Une manière de dire que l'Algérie ne fait pas exception dans
ce domaine et le courage politique impose des solutions à la hauteur
des défis qui attendent la nation. La secrétaire nationale du
RND a développé le discours du président de la République
sur la question et appelé « à tourner la page sur les
affres de la décennie « noire », à bannir
les esprits de vengeance et se tourner vers de nouveaux horizons pleins d'espoir,
en faisant prévaloir la réconciliation nationale comme l'unique
voie à la sortie de la crise ». Lors de cette rencontre, le
RND s'est fait aider par une approche juridique à travers une communication
présentée par un juriste spécialisé dans la jurisprudence
musulmane qui a expliqué les fondements religieux du concept de réconciliation
dans l'Islam.
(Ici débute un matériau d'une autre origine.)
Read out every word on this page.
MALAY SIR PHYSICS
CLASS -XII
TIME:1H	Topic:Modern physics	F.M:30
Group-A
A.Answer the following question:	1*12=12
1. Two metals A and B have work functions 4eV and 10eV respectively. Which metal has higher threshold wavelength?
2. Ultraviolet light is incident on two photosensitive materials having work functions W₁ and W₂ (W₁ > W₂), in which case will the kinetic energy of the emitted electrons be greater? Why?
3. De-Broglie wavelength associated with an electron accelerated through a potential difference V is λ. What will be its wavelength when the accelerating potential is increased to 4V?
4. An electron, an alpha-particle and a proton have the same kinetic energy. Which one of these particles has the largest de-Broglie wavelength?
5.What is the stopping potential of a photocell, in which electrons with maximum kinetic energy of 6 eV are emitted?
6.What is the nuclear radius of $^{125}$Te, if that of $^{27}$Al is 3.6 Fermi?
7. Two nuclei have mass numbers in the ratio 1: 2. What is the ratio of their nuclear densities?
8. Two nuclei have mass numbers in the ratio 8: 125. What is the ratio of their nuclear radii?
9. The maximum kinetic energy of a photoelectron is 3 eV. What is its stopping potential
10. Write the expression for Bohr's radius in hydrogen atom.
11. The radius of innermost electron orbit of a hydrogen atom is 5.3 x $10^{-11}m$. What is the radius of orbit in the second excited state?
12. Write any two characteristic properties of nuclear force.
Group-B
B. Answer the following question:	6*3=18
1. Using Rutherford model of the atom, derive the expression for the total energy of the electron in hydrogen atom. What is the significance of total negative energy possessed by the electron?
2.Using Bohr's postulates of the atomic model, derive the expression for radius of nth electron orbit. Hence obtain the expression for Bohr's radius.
Une manière de se donner toutes les chances de réussite
du référendum sur l'amnistie générale, annoncée
pour l'année prochaine. Au-delà de la dimension strictement politique,
le parti d'Ouyahia soigne également les aspects organiques en réinvestissant
la scène militante. Dépêché à Tizi Ouzou
pour l'installation du coordinateur du RND, Abdeslam Bouchouareb a exhorté les
cadres et les militants à participer activement à « l'enracinement » du
RND sur la scène politique locale. Cette préoccupation a été abordée à Annaba
par Khalfa M'barek. Ce dernier a insisté sur le rôle du militant
dans la transmission du message du parti à la base. Cette triple sortie
du RND intervient au moment où son partenaire dans l'Alliance, le MSP,
est déjà entré en campagne pour le référendum
sur l'amnistie générale. Seule fausse note au tableau de l'alliance
stratégique, l'absence du FLN de cette dynamique. Laquelle donne l'impression
d'être assez bien orchestrée aux fins d'assurer le succès
du référendum. Cela dit, dans les milieux politiques bien introduits,
on affirme que dès résorption de sa crise, le vieux parti entend
faire un retour fracassant sur la scène nationale, avec notamment, une
très vaste campagne de soutien à la proposition présidentielle.